下面先来分析join_clusters_convert的内容

RcppExport SEXP join_clusters_convert(SEXP xR){
  NumericVector x(xR); //接收R传递的数据集，并交给Rcpp::NumericVector对象。
  Cluster *tree=make_clusters_l1(&x[0],x.length()); //使用l1正则项聚类
  SEXP L=tree2list(tree);
  delete_tree(tree);
  return L;
}

跟进make_clusters_l1：

Cluster* make_clusters_l1(double *x, int N){
  double v,sign;
  Cluster *c,*next;  //类簇指针变量
  Clusters::iterator it,next_it,other; //list迭代器，访问clusters内容。
  Clusters clusters;  //类族集，是个std::list.
  
  //初使化类族集，数据集当前维度的每一行都是一个类族。
  //所有的类簇存放进clusters
  //clusters是一个std::list
  //create new list of clusters for this dimension
  for(int i=0;i<N;i++){
    c = new Cluster;   //结构可以new
    c->alpha=x[i];    //当前类簇的中心值
    (c->i).push_back(i);  //行号及统计类簇个成员数
    c->lambda=0.0;
    c->child1=NullCluster;
    c->child2=NullCluster;
    clusters.push_back(c);//constant
  }
  

  //std::cout<<"before sort:\n";
  //print_clusters(clusters);
  //排序，根据alpha值大小。
  clusters.sort(compare_alpha);
  //std::cout<<"after sort:\n";
  //print_clusters(clusters);

  //合并相同alpha值的类簇
  //因为排好序，所以可以相邻比较。
  next_it=it=clusters.begin();
  next_it++;
  while(next_it!=clusters.end()){
    c=*it;
    next=*next_it;
    // check if it and next_it have the same alpha value
    if(next->alpha == c->alpha){
      //then merge the 2
      c->i.insert(c->i.end(),next->i.begin(),next->i.end());
      next_it=clusters.erase(next_it);  //返回值为指向擦除对象的next值
    }else{
      next_it++;
      it++;
    }
  }

  std::cout<<"\nafter merge\n";
  print_clusters(clusters);

  // calculate cluster velocities for identity weights. first element
  // is smallest alpha value, with N-1 other clusters above it. thus
  // it has a velocity of N-1. Next cluster up has N-2 clusters above
  // and 1 cluster below = velocity of N-3, etc. UNLESS there are
  // multiple points with the same exact value, in which case we need
  // to scale the velocity by cluster size.
  for(it=clusters.begin();it!=clusters.end();it++){
    (*it)->total = (*it)->i.size();
    v=0.0;
    sign=-1.0;
    for(other=clusters.begin();other!=clusters.end();other++){
      if(other==it){
	sign=1.0;
      }else{
	v += sign * (*other)->i.size();
      }
    }
    //TDH alternate parameterization
    (*it)->v = v;
    //(*it)->v = v/((double)N-1);
  }
  //print_clusters(clusters);
  return join_clusters(clusters);
}

上述代码的velocity输出为，

alpha	lambda	velocity
-3	0	4
-2	0	2
0	0	0
3	0	-2
5	0	-4

这里的velocity表示的是最优条件下，类簇内的均值对lambda的变化率（斜率，速率）。

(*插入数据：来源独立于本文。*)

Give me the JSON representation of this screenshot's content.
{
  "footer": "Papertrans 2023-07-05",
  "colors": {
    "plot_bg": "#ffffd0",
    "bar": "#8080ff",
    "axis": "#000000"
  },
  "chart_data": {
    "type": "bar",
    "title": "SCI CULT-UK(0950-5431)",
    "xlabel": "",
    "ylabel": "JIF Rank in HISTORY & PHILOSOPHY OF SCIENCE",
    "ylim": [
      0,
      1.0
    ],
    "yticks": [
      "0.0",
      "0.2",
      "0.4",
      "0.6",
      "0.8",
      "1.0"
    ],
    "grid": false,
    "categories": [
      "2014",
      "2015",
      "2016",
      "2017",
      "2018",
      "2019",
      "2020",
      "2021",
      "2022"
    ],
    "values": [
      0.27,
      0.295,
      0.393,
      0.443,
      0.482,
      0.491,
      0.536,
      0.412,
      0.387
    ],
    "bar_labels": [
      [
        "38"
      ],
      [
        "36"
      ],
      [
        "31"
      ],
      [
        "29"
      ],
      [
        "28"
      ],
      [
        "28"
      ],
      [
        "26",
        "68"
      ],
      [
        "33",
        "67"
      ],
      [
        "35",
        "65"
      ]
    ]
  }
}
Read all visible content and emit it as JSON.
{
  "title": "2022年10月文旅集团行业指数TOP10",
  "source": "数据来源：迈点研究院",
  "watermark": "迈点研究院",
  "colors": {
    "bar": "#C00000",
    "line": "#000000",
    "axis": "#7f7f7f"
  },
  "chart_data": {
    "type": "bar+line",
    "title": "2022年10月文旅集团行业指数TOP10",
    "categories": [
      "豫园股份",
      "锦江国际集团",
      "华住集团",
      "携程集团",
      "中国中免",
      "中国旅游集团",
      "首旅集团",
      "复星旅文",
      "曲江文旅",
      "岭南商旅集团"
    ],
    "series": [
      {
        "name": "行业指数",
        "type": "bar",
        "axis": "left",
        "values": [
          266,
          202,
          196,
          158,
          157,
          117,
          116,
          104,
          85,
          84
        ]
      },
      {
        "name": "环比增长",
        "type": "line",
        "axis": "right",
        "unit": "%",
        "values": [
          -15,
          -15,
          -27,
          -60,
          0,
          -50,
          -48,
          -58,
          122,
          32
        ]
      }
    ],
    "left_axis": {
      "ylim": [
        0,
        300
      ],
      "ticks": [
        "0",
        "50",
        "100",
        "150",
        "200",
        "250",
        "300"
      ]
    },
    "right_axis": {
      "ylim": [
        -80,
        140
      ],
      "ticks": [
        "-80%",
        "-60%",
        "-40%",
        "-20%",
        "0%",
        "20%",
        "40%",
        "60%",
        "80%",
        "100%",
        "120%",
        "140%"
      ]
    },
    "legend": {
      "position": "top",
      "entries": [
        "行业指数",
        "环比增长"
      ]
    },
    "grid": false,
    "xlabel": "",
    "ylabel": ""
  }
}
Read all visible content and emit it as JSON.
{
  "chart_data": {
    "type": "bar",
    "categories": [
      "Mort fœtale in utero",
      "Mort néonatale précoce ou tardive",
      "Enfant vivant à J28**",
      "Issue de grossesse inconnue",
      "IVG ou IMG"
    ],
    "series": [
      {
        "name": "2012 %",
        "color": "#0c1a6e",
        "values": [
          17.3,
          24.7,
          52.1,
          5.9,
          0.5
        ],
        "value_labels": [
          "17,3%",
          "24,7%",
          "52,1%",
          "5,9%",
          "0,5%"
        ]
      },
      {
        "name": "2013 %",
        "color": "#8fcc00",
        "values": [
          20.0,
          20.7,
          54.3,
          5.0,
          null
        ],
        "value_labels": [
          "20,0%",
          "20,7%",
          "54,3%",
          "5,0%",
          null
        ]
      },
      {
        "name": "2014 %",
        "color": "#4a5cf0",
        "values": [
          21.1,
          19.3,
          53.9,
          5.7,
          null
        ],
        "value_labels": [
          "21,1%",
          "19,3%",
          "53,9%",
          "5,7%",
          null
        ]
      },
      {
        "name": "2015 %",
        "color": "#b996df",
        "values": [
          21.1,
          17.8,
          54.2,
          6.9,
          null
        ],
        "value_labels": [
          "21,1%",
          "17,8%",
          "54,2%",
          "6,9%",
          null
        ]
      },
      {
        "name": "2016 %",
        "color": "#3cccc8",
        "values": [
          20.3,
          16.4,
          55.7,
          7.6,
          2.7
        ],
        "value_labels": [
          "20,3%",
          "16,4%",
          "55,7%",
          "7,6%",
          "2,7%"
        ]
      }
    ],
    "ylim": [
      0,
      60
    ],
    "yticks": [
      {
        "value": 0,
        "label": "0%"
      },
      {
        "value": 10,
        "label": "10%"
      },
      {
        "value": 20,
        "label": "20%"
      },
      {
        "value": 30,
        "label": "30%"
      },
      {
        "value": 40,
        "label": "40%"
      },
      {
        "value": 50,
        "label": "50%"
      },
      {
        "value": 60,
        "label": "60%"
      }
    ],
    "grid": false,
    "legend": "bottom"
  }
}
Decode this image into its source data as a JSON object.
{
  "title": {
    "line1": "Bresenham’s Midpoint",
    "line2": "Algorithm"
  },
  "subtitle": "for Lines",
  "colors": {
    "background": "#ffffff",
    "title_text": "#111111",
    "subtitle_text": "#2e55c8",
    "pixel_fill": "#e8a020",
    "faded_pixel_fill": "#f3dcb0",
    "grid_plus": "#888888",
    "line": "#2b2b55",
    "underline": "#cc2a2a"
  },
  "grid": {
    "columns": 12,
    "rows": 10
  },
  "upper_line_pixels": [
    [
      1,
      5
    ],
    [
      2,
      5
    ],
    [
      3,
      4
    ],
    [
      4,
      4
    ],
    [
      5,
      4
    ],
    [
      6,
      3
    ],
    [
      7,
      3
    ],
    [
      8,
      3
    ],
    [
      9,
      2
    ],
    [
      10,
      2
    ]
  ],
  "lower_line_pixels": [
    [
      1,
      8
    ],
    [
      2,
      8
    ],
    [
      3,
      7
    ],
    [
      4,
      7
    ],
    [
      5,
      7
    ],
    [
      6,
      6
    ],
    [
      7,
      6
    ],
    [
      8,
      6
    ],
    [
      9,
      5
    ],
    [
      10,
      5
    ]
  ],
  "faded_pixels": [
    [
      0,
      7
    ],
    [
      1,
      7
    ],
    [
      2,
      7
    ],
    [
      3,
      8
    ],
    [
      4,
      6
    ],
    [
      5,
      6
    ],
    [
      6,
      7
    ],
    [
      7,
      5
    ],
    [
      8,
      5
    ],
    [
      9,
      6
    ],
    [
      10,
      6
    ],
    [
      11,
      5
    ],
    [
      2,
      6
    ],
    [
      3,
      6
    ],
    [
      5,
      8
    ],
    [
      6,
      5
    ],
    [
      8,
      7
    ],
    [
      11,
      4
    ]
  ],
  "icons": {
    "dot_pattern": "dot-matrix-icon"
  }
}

对于velocity的求法，可以参考以下lamma.

Lemma 1. Let $C=\{i:\alpha_i=\alpha_C\} \subseteq \{1,…,n\}$ be the cluster formed after the fusion of all points in $C$, and let $w_{jC}=\sum_{i\in C} w_{ij}$. At any point in the regulariation path, the slope of its coefficient is given by, \[ v_C = \frac{d\alpha_C}{d\lambda}=\frac{1}{\lvert C\rvert}\sum_{j\notin C}w_{jC} \textrm{sign}(\alpha_j-\alpha_C) \]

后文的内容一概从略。